27. It is made clear that the provisions of moratorium shall not apply to transactions which might be notified by the Central Government or the supply

of the essential goods or services to the Corporate Debtor as may be specified, are not to be terminated or suspended or interrupted during the

moratorium period. In addition, as per the Insolvency and Bankruptcy Code (Amendment) Act, 2018 which has come into force w.e.f. 06.06.2018, the

provisions of moratorium shall not apply to the surety in a contract of guarantee to the corporate debtor in terms of Section 14(3)(b) of the Code.
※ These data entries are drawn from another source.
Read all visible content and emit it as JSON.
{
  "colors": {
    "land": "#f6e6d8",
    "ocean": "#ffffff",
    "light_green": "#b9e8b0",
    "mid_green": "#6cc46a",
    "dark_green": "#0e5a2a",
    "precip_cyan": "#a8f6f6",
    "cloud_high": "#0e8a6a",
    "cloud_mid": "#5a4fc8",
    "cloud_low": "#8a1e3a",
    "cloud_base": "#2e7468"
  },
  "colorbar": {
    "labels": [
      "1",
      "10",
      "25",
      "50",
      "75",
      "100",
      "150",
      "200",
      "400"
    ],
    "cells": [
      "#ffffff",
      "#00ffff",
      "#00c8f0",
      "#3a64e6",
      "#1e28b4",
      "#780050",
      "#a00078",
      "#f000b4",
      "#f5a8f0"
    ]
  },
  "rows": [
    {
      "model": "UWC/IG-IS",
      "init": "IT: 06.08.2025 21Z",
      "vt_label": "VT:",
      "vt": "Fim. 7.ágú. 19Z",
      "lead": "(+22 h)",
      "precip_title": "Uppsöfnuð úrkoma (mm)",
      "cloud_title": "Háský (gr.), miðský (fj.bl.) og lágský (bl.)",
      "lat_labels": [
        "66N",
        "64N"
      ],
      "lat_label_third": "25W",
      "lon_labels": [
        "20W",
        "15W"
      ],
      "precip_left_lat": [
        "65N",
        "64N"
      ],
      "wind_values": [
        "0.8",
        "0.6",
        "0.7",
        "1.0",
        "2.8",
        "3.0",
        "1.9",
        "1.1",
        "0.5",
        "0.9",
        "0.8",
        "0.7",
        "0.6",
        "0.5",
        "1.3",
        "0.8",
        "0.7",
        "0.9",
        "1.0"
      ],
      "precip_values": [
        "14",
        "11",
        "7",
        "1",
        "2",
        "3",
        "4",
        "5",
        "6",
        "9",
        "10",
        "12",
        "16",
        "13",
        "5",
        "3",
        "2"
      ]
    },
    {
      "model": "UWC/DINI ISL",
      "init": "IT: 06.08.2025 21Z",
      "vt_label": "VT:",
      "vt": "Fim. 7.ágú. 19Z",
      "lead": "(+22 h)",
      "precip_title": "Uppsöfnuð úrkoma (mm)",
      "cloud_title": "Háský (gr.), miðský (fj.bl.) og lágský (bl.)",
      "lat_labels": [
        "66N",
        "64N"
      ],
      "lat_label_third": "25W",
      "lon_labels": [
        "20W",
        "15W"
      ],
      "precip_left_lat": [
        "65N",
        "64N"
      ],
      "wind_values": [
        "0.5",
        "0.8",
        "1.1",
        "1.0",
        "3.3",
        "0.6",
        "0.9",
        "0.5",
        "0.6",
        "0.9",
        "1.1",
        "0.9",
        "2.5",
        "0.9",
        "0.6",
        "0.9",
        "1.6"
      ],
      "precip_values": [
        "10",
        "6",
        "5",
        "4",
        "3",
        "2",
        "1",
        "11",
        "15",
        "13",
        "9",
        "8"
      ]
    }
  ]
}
28. The Interim Resolution Professional shall perform all his functions contemplated, inter-alia, by Sections 15, 17, 18, 19, 20 & 21 of the Code and

transact proceedings with utmost dedication, honesty and strictly in accordance with the provisions of the Code, Rules and Regulations. It is further

made clear that all the personnel connected with the Corporate Debtor, its promoters or any other person associated with the Management of the

Corporate Debtor are under legal obligation under Section 19 of the Code to extend every assistance and cooperation to the Interim Resolution

Professional as may be required by him in managing the day to day affairs of the 'Corporate Debtor'. In case there is any violation committed by the

ex-management or any tainted/illegal transaction by ex-directors or anyone else, the Interim Resolution Professional would be at liberty to make

appropriate application to this Tribunal with a prayer for passing an appropriate order. The Interim Resolution Professional shall be under duty to

protect and preserve the value of the property of the 'Corporate Debtor' as a part of its obligation imposed by Section 20 of the Code and perform all

his functions strictly in accordance with the provisions of the Code, Rules and Regulations.

29. Let the copy of the order be communicated to the Operational Creditor and the Corporate Debtor in accordance with Section 9(5)(i) of the Code.

The office is also directed to communicate a copy of the order additionally to the Interim Resolution Professional and the Registrar of Companies,

NCT of Delhi and Haryana at the earliest possible but not later than seven days from today. The Registrar of Companies shall update its website by

updating the status of 'Corporate Debtor' and specific mention regarding admission of this petition must be notified to the public at large.